🤖 AI Summary
This work addresses the challenges of catastrophic forgetting and heavy reliance on large-scale annotated data when adapting vision-language-action (VLA) models to downstream tasks. To this end, the authors propose LifeLong-RFT, a novel reinforcement fine-tuning paradigm that operates without requiring a pretrained reward model or online environment interaction. The method introduces block-level on-policy reinforcement learning coupled with a multidimensional process reward mechanism to jointly optimize discrete consistency, continuous trajectory alignment, and format compliance. Experimental results demonstrate that LifeLong-RFT achieves a 22% average improvement in success rate over supervised fine-tuning on the LIBERO benchmark, efficiently adapts to new tasks using only 20% of the training data, and exhibits strong continual multi-task learning capabilities in both SimplerEnv and real-world robotic settings.
📝 Abstract
Pretrained on large-scale and diverse datasets, VLA models demonstrate strong generalization and adaptability as general-purpose robotic policies. However, Supervised Fine-Tuning (SFT), which serves as the primary mechanism for adapting VLAs to downstream domains, requires substantial amounts of task-specific data and is prone to catastrophic forgetting. To address these limitations, we propose LifeLong-RFT, a simple yet effective Reinforcement Fine-Tuning (RFT) strategy for VLA models independent of online environmental feedback and pre-trained reward models.
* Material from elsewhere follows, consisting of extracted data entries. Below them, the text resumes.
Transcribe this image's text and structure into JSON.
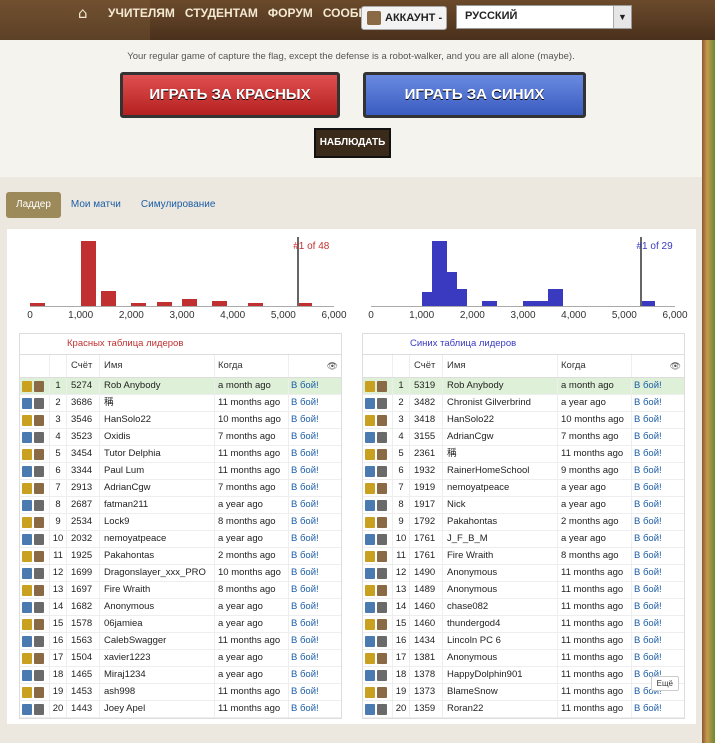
{
  "nav": {
    "items": [
      "УЧИТЕЛЯМ",
      "СТУДЕНТАМ",
      "ФОРУМ",
      "СООБЩЕСТВО"
    ],
    "account": "АККАУНТ -",
    "language": "РУССКИЙ"
  },
  "level": {
    "description": "Your regular game of capture the flag, except the defense is a robot-walker, and you are all alone (maybe).",
    "play_red": "ИГРАТЬ ЗА КРАСНЫХ",
    "play_blue": "ИГРАТЬ ЗА СИНИХ",
    "spectate": "НАБЛЮДАТЬ"
  },
  "tabs": [
    "Ладдер",
    "Мои матчи",
    "Симулирование"
  ],
  "colors": {
    "red": "#c03030",
    "blue": "#3a3ac0",
    "green_row": "#dff0d8",
    "link": "#1c5ea6"
  },
  "histogram_ticks": [
    "0",
    "1,000",
    "2,000",
    "3,000",
    "4,000",
    "5,000",
    "6,000"
  ],
  "red": {
    "rank_label": "#1 of 48",
    "title": "Красных таблица лидеров",
    "histogram": [
      {
        "score": 0,
        "height": 0.04
      },
      {
        "score": 1000,
        "height": 0.95
      },
      {
        "score": 1400,
        "height": 0.22
      },
      {
        "score": 2000,
        "height": 0.05
      },
      {
        "score": 2500,
        "height": 0.06
      },
      {
        "score": 3000,
        "height": 0.1
      },
      {
        "score": 3600,
        "height": 0.08
      },
      {
        "score": 4300,
        "height": 0.04
      },
      {
        "score": 5274,
        "height": 0.04
      }
    ],
    "you_score": 5274
  },
  "blue": {
    "rank_label": "#1 of 29",
    "title": "Синих таблица лидеров",
    "histogram": [
      {
        "score": 1000,
        "height": 0.2
      },
      {
        "score": 1200,
        "height": 0.95
      },
      {
        "score": 1400,
        "height": 0.5
      },
      {
        "score": 1600,
        "height": 0.25
      },
      {
        "score": 2200,
        "height": 0.08
      },
      {
        "score": 3000,
        "height": 0.08
      },
      {
        "score": 3300,
        "height": 0.08
      },
      {
        "score": 3500,
        "height": 0.25
      },
      {
        "score": 5319,
        "height": 0.08
      }
    ],
    "you_score": 5319
  },
  "table_headers": {
    "score": "Счёт",
    "name": "Имя",
    "when": "Когда"
  },
  "fight_label": "В бой!",
  "more_label": "Ещё",
  "red_rows": [
    {
      "rank": "1",
      "score": "5274",
      "name": "Rob Anybody",
      "when": "a month ago"
    },
    {
      "rank": "2",
      "score": "3686",
      "name": "稱",
      "when": "11 months ago"
    },
    {
      "rank": "3",
      "score": "3546",
      "name": "HanSolo22",
      "when": "10 months ago"
    },
    {
      "rank": "4",
      "score": "3523",
      "name": "Oxidis",
      "when": "7 months ago"
    },
    {
      "rank": "5",
      "score": "3454",
      "name": "Tutor Delphia",
      "when": "11 months ago"
    },
    {
      "rank": "6",
      "score": "3344",
      "name": "Paul Lum",
      "when": "11 months ago"
    },
    {
      "rank": "7",
      "score": "2913",
      "name": "AdrianCgw",
      "when": "7 months ago"
    },
    {
      "rank": "8",
      "score": "2687",
      "name": "fatman211",
      "when": "a year ago"
    },
    {
      "rank": "9",
      "score": "2534",
      "name": "Lock9",
      "when": "8 months ago"
    },
    {
      "rank": "10",
      "score": "2032",
      "name": "nemoyatpeace",
      "when": "a year ago"
    },
    {
      "rank": "11",
      "score": "1925",
      "name": "Pakahontas",
      "when": "2 months ago"
    },
    {
      "rank": "12",
      "score": "1699",
      "name": "Dragonslayer_xxx_PRO",
      "when": "10 months ago"
    },
    {
      "rank": "13",
      "score": "1697",
      "name": "Fire Wraith",
      "when": "8 months ago"
    },
    {
      "rank": "14",
      "score": "1682",
      "name": "Anonymous",
      "when": "a year ago"
    },
    {
      "rank": "15",
      "score": "1578",
      "name": "06jamiea",
      "when": "a year ago"
    },
    {
      "rank": "16",
      "score": "1563",
      "name": "CalebSwagger",
      "when": "11 months ago"
    },
    {
      "rank": "17",
      "score": "1504",
      "name": "xavier1223",
      "when": "a year ago"
    },
    {
      "rank": "18",
      "score": "1465",
      "name": "Miraj1234",
      "when": "a year ago"
    },
    {
      "rank": "19",
      "score": "1453",
      "name": "ash998",
      "when": "11 months ago"
    },
    {
      "rank": "20",
      "score": "1443",
      "name": "Joey Apel",
      "when": "11 months ago"
    }
  ],
  "blue_rows": [
    {
      "rank": "1",
      "score": "5319",
      "name": "Rob Anybody",
      "when": "a month ago"
    },
    {
      "rank": "2",
      "score": "3482",
      "name": "Chronist Gilverbrind",
      "when": "a year ago"
    },
    {
      "rank": "3",
      "score": "3418",
      "name": "HanSolo22",
      "when": "10 months ago"
    },
    {
      "rank": "4",
      "score": "3155",
      "name": "AdrianCgw",
      "when": "7 months ago"
    },
    {
      "rank": "5",
      "score": "2361",
      "name": "稱",
      "when": "11 months ago"
    },
    {
      "rank": "6",
      "score": "1932",
      "name": "RainerHomeSchool",
      "when": "9 months ago"
    },
    {
      "rank": "7",
      "score": "1919",
      "name": "nemoyatpeace",
      "when": "a year ago"
    },
    {
      "rank": "8",
      "score": "1917",
      "name": "Nick",
      "when": "a year ago"
    },
    {
      "rank": "9",
      "score": "1792",
      "name": "Pakahontas",
      "when": "2 months ago"
    },
    {
      "rank": "10",
      "score": "1761",
      "name": "J_F_B_M",
      "when": "a year ago"
    },
    {
      "rank": "11",
      "score": "1761",
      "name": "Fire Wraith",
      "when": "8 months ago"
    },
    {
      "rank": "12",
      "score": "1490",
      "name": "Anonymous",
      "when": "11 months ago"
    },
    {
      "rank": "13",
      "score": "1489",
      "name": "Anonymous",
      "when": "11 months ago"
    },
    {
      "rank": "14",
      "score": "1460",
      "name": "chase082",
      "when": "11 months ago"
    },
    {
      "rank": "15",
      "score": "1460",
      "name": "thundergod4",
      "when": "11 months ago"
    },
    {
      "rank": "16",
      "score": "1434",
      "name": "Lincoln PC 6",
      "when": "11 months ago"
    },
    {
      "rank": "17",
      "score": "1381",
      "name": "Anonymous",
      "when": "11 months ago"
    },
    {
      "rank": "18",
      "score": "1378",
      "name": "HappyDolphin901",
      "when": "11 months ago"
    },
    {
      "rank": "19",
      "score": "1373",
      "name": "BlameSnow",
      "when": "11 months ago"
    },
    {
      "rank": "20",
      "score": "1359",
      "name": "Roran22",
      "when": "11 months ago"
    }
  ]
}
By integrating chunking-level on-policy reinforcement learning with the proposed Multi-Dimensional Process Reward (MDPR) mechanism, LifeLong-RFT quantifies the heterogeneous contributions of intermediate action chunks across three dimensions to facilitate policy optimization. Specifically, (1) the Quantized Action Consistency Reward (QACR) ensures accurate action prediction within the discrete action space; (2) the Continuous Trajectory Alignment Reward (CTAR) aligns decoded continuous action chunks with reference trajectories to ensure precise control; (3) the Format Compliance Reward (FCR) guarantees the structural validity of outputs. Comprehensive experiments across SimplerEnv, LIBERO, and real-world tasks demonstrate that LifeLong-RFT exhibits strong performance in multi-task learning. Furthermore, for continual learning on the LIBERO benchmark, our method achieves a 22% gain in average success rate over SFT, while effectively adapting to new tasks using only 20% of the training data. Overall, our method provides a promising post-training paradigm for VLAs.